Community Papers

Memorial stays after hazardous tree comes down

Pierre Lussier of Nordic Tree Service uses a chainsaw to take pieces out of a tree to make it fall July 24. The tree, except for the bottom 11 feet which contained a memorial to Ashley Coveyduck, was taken down because it was a potential hazard to traffic along Hwy 16, about 55km west of Terrace.  - MARGARET SPEIRS
Pierre Lussier of Nordic Tree Service uses a chainsaw to take pieces out of a tree to make it fall July 24. The tree, except for the bottom 11 feet which contained a memorial to Ashley Coveyduck, was taken down because it was a potential hazard to traffic along Hwy 16, about 55km west of Terrace.
— image credit: MARGARET SPEIRS

A crew made up of workers from Nordic Tree Services, Nechako Northcoast, the Ministry of Transportation and CN Rail took the morning and part of the afternoon July 23 to remove a tree that had the potential to fall and injure motorists along Hwy 16, about 55 km west of Terrace.

The tree also held a memorial at its base to Prince Rupert teen Ashley Coveyduck, who died in June 2009 when the vehicle she was riding in left the highway and went into the Skeena River.

To protect the memorial, the crew put plywood over the memorial cross and other items there in Coveyduck's memory and plans were to cut down the tree except for the first 11 to 14 feet of it so the memorial could remain there.

Flames from a fire several years ago had burned the tree, and road crews had been keeping an eye on it as it was in danger of falling on the highway.

The westbound lane of Hwy 16 was shut down for equipment, and flaggers directed any traffic down the remaining single lane when possible between branches being removed from the bottom half of the tree.

CN Rail let a couple of trains pass on their way to Prince Rupert before shutting down the tracks until the afternoon train.

Pierre Lussier of Nordic Tree Services spent the morning cutting limbs off the tree with a chainsaw while standing in a bucket attached to his truck and maneuvering himself around and up the tree as needed.

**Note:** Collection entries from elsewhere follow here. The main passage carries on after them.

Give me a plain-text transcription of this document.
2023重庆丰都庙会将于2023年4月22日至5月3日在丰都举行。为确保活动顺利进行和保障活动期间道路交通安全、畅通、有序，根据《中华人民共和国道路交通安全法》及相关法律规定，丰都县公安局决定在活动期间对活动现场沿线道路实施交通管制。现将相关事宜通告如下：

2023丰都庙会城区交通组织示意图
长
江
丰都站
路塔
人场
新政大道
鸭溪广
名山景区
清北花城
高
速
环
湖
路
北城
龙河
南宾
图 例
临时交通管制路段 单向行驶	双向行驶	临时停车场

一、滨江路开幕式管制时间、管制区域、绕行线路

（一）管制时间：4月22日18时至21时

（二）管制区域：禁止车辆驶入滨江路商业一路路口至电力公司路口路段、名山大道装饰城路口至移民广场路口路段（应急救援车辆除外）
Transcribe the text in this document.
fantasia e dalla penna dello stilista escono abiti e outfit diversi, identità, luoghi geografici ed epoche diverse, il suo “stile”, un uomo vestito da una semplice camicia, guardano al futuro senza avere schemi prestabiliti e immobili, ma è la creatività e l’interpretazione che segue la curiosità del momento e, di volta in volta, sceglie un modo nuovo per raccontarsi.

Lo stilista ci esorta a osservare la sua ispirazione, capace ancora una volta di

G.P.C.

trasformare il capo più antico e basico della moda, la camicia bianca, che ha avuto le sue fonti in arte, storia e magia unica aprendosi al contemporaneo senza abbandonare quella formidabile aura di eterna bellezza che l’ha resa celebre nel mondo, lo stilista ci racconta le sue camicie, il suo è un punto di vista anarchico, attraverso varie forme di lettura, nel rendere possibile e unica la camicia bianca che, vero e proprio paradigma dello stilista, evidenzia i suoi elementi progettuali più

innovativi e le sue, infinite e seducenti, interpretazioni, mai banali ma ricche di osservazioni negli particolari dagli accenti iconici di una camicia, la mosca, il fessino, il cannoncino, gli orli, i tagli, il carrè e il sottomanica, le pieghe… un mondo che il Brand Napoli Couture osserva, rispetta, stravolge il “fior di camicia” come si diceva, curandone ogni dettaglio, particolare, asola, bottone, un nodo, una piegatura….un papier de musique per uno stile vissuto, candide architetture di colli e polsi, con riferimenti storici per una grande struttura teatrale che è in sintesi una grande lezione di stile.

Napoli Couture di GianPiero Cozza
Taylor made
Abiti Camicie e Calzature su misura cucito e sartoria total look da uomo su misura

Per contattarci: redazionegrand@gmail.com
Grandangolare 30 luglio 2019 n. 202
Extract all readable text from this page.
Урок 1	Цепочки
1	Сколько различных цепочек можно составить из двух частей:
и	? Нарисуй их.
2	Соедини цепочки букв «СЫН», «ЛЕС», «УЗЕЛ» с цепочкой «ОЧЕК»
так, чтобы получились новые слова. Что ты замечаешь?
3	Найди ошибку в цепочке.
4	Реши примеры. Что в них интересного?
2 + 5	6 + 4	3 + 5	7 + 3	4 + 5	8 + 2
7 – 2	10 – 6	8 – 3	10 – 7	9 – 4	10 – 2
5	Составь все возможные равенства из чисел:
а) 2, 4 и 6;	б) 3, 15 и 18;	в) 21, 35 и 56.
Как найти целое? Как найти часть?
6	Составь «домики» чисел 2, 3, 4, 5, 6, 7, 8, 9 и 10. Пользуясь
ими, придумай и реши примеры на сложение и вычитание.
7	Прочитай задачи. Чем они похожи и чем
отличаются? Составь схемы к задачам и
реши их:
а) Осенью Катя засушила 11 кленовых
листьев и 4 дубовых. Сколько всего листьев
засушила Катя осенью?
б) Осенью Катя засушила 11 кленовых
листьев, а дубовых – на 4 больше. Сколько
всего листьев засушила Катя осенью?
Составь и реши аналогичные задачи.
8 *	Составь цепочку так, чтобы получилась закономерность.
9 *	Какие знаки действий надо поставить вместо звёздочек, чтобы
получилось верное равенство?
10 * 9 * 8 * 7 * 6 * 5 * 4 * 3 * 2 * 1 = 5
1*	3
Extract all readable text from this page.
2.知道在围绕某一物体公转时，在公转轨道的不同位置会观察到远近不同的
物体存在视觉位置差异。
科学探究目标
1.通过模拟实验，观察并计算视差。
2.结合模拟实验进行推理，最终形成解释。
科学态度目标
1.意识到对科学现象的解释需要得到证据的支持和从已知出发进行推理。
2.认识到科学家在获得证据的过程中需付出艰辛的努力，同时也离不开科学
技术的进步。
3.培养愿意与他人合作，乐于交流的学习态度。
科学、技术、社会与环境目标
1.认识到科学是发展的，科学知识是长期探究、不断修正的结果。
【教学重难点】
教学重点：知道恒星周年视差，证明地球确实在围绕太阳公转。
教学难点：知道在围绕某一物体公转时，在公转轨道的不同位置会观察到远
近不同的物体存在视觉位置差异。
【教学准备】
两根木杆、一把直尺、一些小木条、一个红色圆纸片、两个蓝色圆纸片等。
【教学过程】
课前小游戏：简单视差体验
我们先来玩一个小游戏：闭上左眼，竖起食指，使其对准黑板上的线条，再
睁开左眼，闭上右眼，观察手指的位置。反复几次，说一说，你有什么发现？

Branches were cut off to lighten the tree's weight before crews strung a rope from it to another tree about 200 feet away in the westbound ditch  in an attempt to direct the tree to fall that way instead of across the highway.

The tree was rotting as shown by the branches being fed into a wood chipper – instead of coming out as sawdust, only a fine powder was blown out of the machine.

In the afternoon, Lussier began making cuts in the west side of the tree to weaken it for the fall, which took another half hour or so before crackling could be heard and the tree began to fall.

With traffic stopped in both directions, the tree crashed down onto the highway, blocking both lanes and kicking up a cloud of dust and wood chips.

Crews hurried with a front end loader to re-open the eastbound lane so flaggers could let vehicles past.

A couple of big chunks of bark were saved for the family who had requested them.